Touchのボタン入力でオブジェクトをつかむ(落とす)
Grab.cs
Grip Buttonからの入力を取得するために、OVRInputの関数Get()
を用います。
using UnityEngine;
public class Grab : MonoBehaviour {
public OVRInput.Controller controller;
// オブジェクトをつかむ(落とす)イベントが生じるための Trigger の閾値
public const float THRESH_GRAB = 0.55f;
public const float THRESH_DROP = 0.35f;
// オブジェクトをつかんでいるかどうか
private bool grabbing;
void Update () {
OVRInput.Update();
if(!grabbing && OVRInput.Get(OVRInput.Axis1D.PrimaryHandTrigger, controller) >= THRESH_GRAB) GrabObject();
if(grabbing && OVRInput.Get(OVRInput.Axis1D.PrimaryHandTrigger, controller) <= THRESH_DROP) DropObject();
}
}
controllerの値には先ほどと同様、RTouch, LTouchを指定します。
この際、左右のコントローラに対してボタン名Axis1D.PrimaryHandTrigger
を共通に使用することが出来ます。その他のボタンに対しても以下のように、左右共通の名前を使うことが出来ます。

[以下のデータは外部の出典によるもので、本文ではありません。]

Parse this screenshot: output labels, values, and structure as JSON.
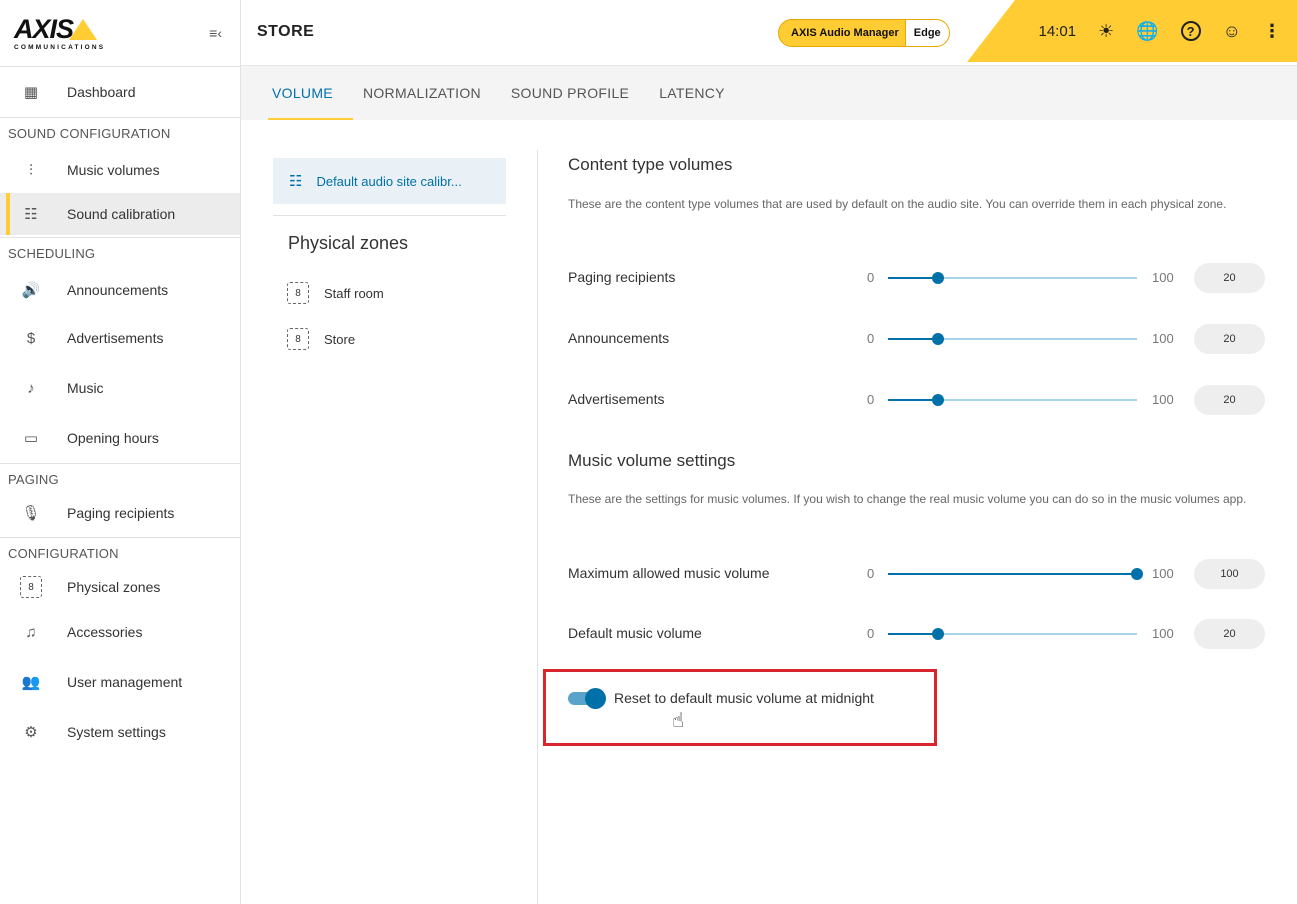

これは、「様々なコントローラを統合して扱う」というOVRInputの哲学に関係しています。OVRInputでは、実質的な入力操作(Button, Touch, NearTouch, Axis1D, Axis2D)に列挙体が割り当てられていて(バーチャルマッピング)、その他の違いを重要視しない作りになっているのです。
tips
OVRInput.Update()
は、ボタンのマッピングを正しく受け取るために必ず呼び出す必要があります。ただし、代わりに次のような方法を採用することも出来ます。
- OVRManager.cs をMain Cameraにアタッチする。
- OVR/Prefabsもインポートして、Main Cameraの代わりにプレハブ OVRCameraRig を使う。(この場合、OVRManager.cs は予めアタッチされている。 Avatar Grab sampleで用いられている方法。)
- OVRInputを使わずに、以下のようなUnityのボタンマッピングを用いてUnityEngineの関数
Input.GetAxis()
でHandTriggerの状態を取得する(この場合、左右でボタン名を切り替える処理が必要になる。参考動画で用いられている方法)。
まとめ
本日は、Oculus UtilitiesのAPI, OVRInputを用いて、Touchの位置やボタン入力を受け取る方法を見ました。肝心の、物をつかむ処理GrabObject()
, 落とす処理DropObject()
についても、次回以降の記事で説明したいと思います。